A colpire lo psichiatra è il fatto che “questa persona ha inventato delle scuse, ha accusato falsamente tre personaggi, ha pensato di occultare le prove e deviare il corso delle indagini”. Per capire perché “dobbiamo entrare nel mondo delirante del senso di colpa, del tentativo di allontanare da sé il dolore e la percezione drammatica dell’enormità del gesto compiuto, che però, di fronte a delle contestazioni del mondo della realtà – l’interrogatorio degli inquirenti, gli elementi di tracce filmate, testimonianze di persone, contraddizioni nelle dichiarazioni – hanno reso immediata la confessione. È come se – analizza Di Giannantonio – il peso della colpa e il peso insostenibile del gesto drammatico compiuto abbiano portato a una confessione che diventa una richiesta di punizione e di condanna”. Quello che è successo è qualcosa di “così enorme” che questa persona “pagherà per sempre”, osserva l’esperto che solleva anche il tema del ruolo protettivo che la società può avere. “Occorre dire anche che la gravidanza per una donna è una sfida drammatica al suo assetto neurobiologico, neuropsichico e interpersonale e intrapersonale. Bisognerà porre un’attenzione maggiorata a quelle che possono essere le conseguenze di traumi, cambiamenti e paure delle quali molto spesso queste persone non hanno un’interlocuzione né corretta né adeguata”, conclude.
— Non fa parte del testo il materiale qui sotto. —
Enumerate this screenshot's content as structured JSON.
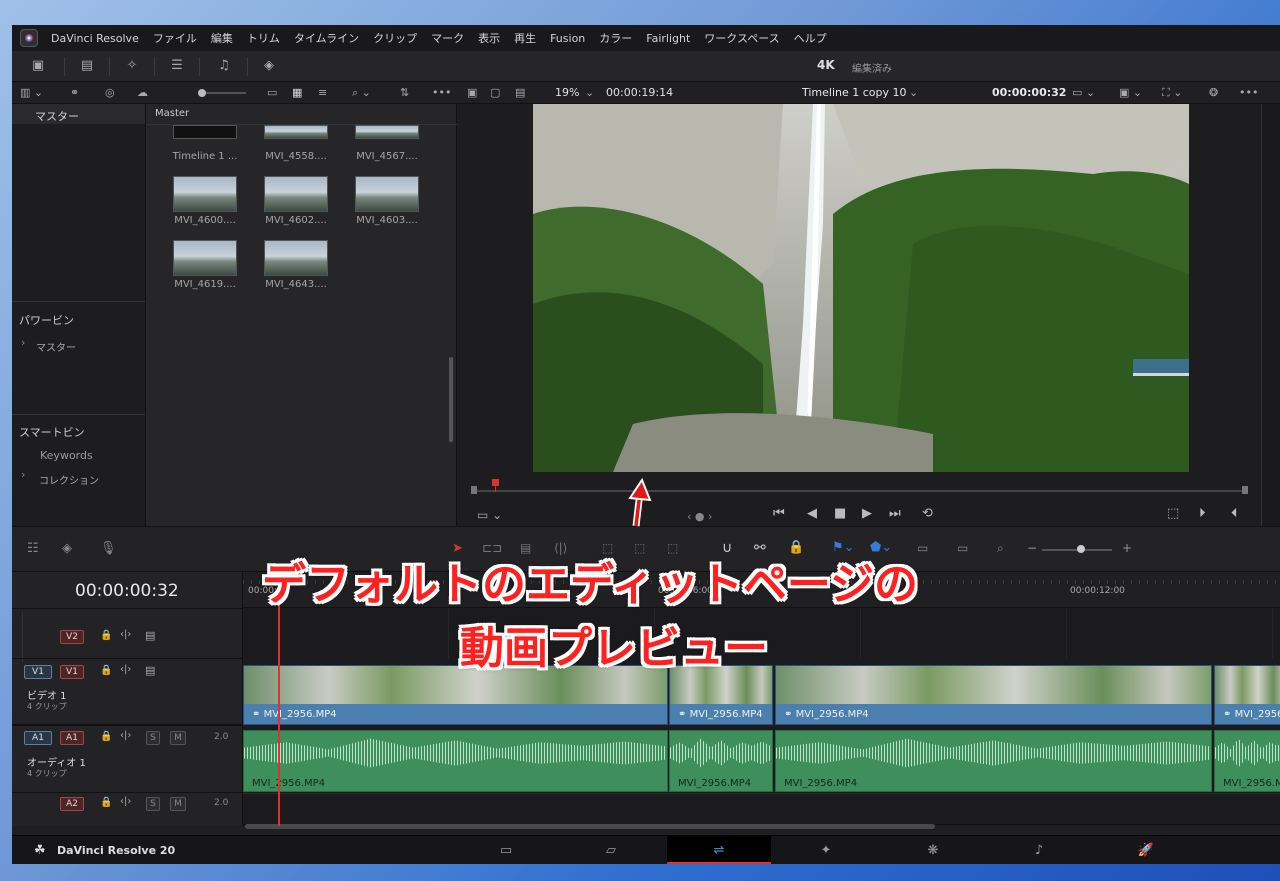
{
  "menu": {
    "app": "DaVinci Resolve",
    "items": [
      "ファイル",
      "編集",
      "トリム",
      "タイムライン",
      "クリップ",
      "マーク",
      "表示",
      "再生",
      "Fusion",
      "カラー",
      "Fairlight",
      "ワークスペース",
      "ヘルプ"
    ]
  },
  "header": {
    "resolution": "4K",
    "status": "編集済み"
  },
  "viewer": {
    "zoom": "19%",
    "source_timecode": "00:00:19:14",
    "timeline_name": "Timeline 1 copy 10",
    "timecode": "00:00:00:32"
  },
  "bins": {
    "master_label": "マスター",
    "bin_title": "Master",
    "power_bin_heading": "パワービン",
    "power_bin_item": "マスター",
    "smart_bin_heading": "スマートビン",
    "smart_items": [
      "Keywords",
      "コレクション"
    ],
    "clips": [
      "Timeline 1 ...",
      "MVI_4558....",
      "MVI_4567....",
      "MVI_4600....",
      "MVI_4602....",
      "MVI_4603....",
      "MVI_4619....",
      "MVI_4643...."
    ]
  },
  "timeline": {
    "timecode": "00:00:00:32",
    "ruler": [
      "00:00:0",
      "00:00:06:00",
      "00:00:12:00"
    ],
    "tracks": {
      "v2": "V2",
      "v1": "V1",
      "v1_name": "ビデオ 1",
      "v1_count": "4 クリップ",
      "a1": "A1",
      "a1_name": "オーディオ 1",
      "a1_count": "4 クリップ",
      "a1_level": "2.0",
      "a2": "A2",
      "a2_level": "2.0",
      "solo": "S",
      "mute": "M"
    },
    "clip_name": "MVI_2956.MP4"
  },
  "footer": {
    "app_version": "DaVinci Resolve 20"
  },
  "annotation": {
    "line1": "デフォルトのエディットページの",
    "line2": "動画プレビュー"
  },
  "colors": {
    "accent_red": "#ff2020",
    "video_clip": "#4a7fb0",
    "audio_clip": "#3e8f5c",
    "playhead": "#e03030"
  }
}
Si sono cose che senza certi termini, certi tecnologismi, certe categorie, si saranno sentite anche ad Atene, non duemilacinquecento anni fa circa, quando andò in scena Medea, ma quando si formò questo mito, quindi magari altri mille anni prima, 300 prima della distruzione di Troia, dive anche lì si registrano uccisioni di figli: ma nel frattempo, l’umanità non è migliorata molto!